Внезапно она уставилась на меня, ожидая, что я скажу. Я включила диктофон и задала ей обычный вопрос:

– Когда вы видели их в последний раз?

Она, слегка улыбнувшись, поднесла к губам сигарету, задумалась на несколько секунд и направилась к стеклянной стене.

– Вы бы лучше спросили, когда я потеряла их из виду. Когда я бывала дома, у меня появлялось ощущение, будто я живу у них в гостиной. Я знала все их привычки, знала, что они просыпаются поздно даже в будни, что их сын всегда опаздывает в школу и бежит сломя голову, чтобы не пропустить трамвай. Я видела, как отец выходит из дому поздним утром, а возвращается только вечером, к ужину. Он перебивался разовой работой – то здесь, то там. Иногда подрабатывал в убогой книжной лавке в Сверчках. Само собой разумеется, я там никогда не была. Поселиться в Пакстоне было желанием Розы. Раньше она имела колоссальный успех, выставлялась во всех известных галереях от Берлина до Токио, боролась за охрану окружающей среды, за права женщин, словом, участвовала во всех кампаниях. В 2029 году, после Revenge Week, она построила себе этот дом с широким обзором, и второй, поменьше, для своей сестры, которая помогала ей вести дела. Роза никогда не пропускала ни одного приглашения на ужин и сама устраивала грандиозные праздники у себя дома. Мы были добрыми подругами. А потом она встретила Мигеля. Он приехал из Сверчков: ему пришлось неожиданно подменить своего друга, который должен был отвезти полотна Розы на один из ее вернисажей. Кое-кто поговаривал, что он позарился на ее деньги… в общем, он ее соблазнил. С тех пор как он поселился у нее в Пакстоне около пятнадцати лет назад, он нарушал все наши правила. По ночам отключал красный свет, хотя это было запрещено. Когда к ним в дверь звонили, он делал вид, будто не слышит. С моим мужем у него несколько раз дело чуть до драки не дошло. Мигель нарушал наше спокойствие. А Роза не вмешивалась. Она постоянно сидела дома, почти не выходила, отказывалась от всех приглашений и тратила последние сбережения. Мигель запер ее в собственном доме…

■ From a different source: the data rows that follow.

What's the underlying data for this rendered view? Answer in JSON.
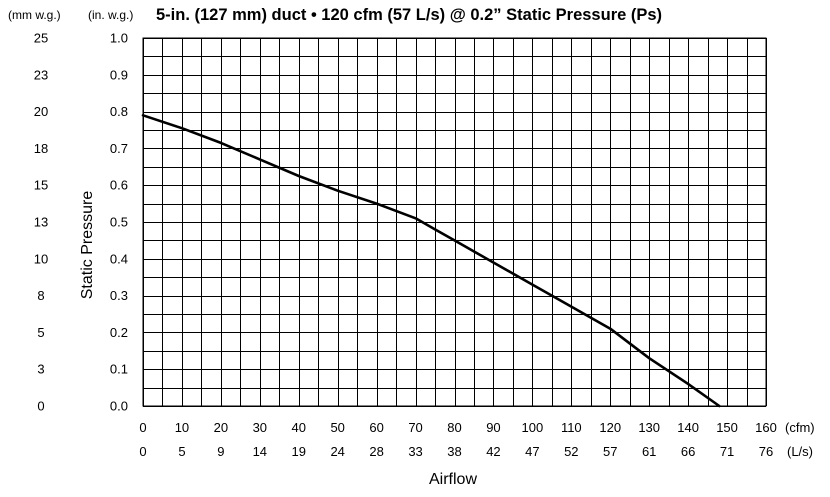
{
  "chart_data": {
    "type": "line",
    "title": "5-in. (127 mm) duct • 120 cfm (57 L/s) @ 0.2” Static Pressure (Ps)",
    "xlabel": "Airflow",
    "ylabel": "Static Pressure",
    "x_unit_primary": "(cfm)",
    "x_unit_secondary": "(L/s)",
    "y_unit_primary": "(in. w.g.)",
    "y_unit_secondary": "(mm w.g.)",
    "xlim": [
      0,
      160
    ],
    "ylim": [
      0,
      1.0
    ],
    "x_ticks": [
      "0",
      "10",
      "20",
      "30",
      "40",
      "50",
      "60",
      "70",
      "80",
      "90",
      "100",
      "110",
      "120",
      "130",
      "140",
      "150",
      "160"
    ],
    "x_ticks_secondary": [
      "0",
      "5",
      "9",
      "14",
      "19",
      "24",
      "28",
      "33",
      "38",
      "42",
      "47",
      "52",
      "57",
      "61",
      "66",
      "71",
      "76"
    ],
    "y_ticks": [
      "0.0",
      "0.1",
      "0.2",
      "0.3",
      "0.4",
      "0.5",
      "0.6",
      "0.7",
      "0.8",
      "0.9",
      "1.0"
    ],
    "y_ticks_secondary": [
      "0",
      "3",
      "5",
      "8",
      "10",
      "13",
      "15",
      "18",
      "20",
      "23",
      "25"
    ],
    "grid": true,
    "series": [
      {
        "x": [
          0,
          10,
          20,
          30,
          40,
          50,
          60,
          70,
          75,
          80,
          90,
          100,
          110,
          120,
          130,
          140,
          148
        ],
        "y": [
          0.79,
          0.755,
          0.715,
          0.67,
          0.625,
          0.585,
          0.55,
          0.51,
          0.48,
          0.45,
          0.39,
          0.33,
          0.27,
          0.21,
          0.13,
          0.06,
          0.0
        ]
      }
    ]
  }
}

К стеклянным стенам подошла группа из одиннадцати человек – пять пар и одна женщина, одетая как экскурсовод, в синей бейсболке и куртке с логотипом компании Glück. Пары вытащили мобильные телефоны и стали снаружи снимать по очереди все комнаты в доме. Филомена торопливо потушила сигарету, поднялась и без всякой нужды включила пылесос – умный робот-пылесос, который мыл пол только там, где он испачкался (подозреваю, чай она расплескала нарочно), втягивал пыль только там, где она была, и чистил пеной ковер. Я молча наблюдала эту сцену, сбитая с толку. Когда группа удалилась, Филомена села на место.

– Иногда я занимаюсь такого рода рекламой и получаю за это немножко денег. Бренды довольны, я тоже. Мне кажется, вы живете в Бентаме? Они тоже живут в Бентаме… в раю для среднего класса. Туристические агентства наткнулись на золотую жилу и стали устраивать экскурсии в наш район. Эти молодые пары ищут вдохновения для оформления своего дома, прикидывают, какую бытовую технику купить, как обустроить свое любовное гнездышко. Мне рассказывали, что в Бентаме существуют дома-близнецы, почти точные копии моего дома – разумеется, в бюджетном варианте. Надо сказать, это довольно приятно.


Дети Филомены вернулись из школы. Ее дочке Нинон было, наверное, лет пять-шесть, она сложила ладошки, поприветствовала меня насмешливым намасте и схватила с кухонного стола мадленку: “Мэй дома? Нет?” Мэй, их няню, кухарку и помощницу по хозяйству, Филомена отпустила до завтра. Артур, старший брат Нинон, у которого на шее висела лазерная ручка-указка, пожал мне руку. Я спросила у него, знаком ли он с Мило.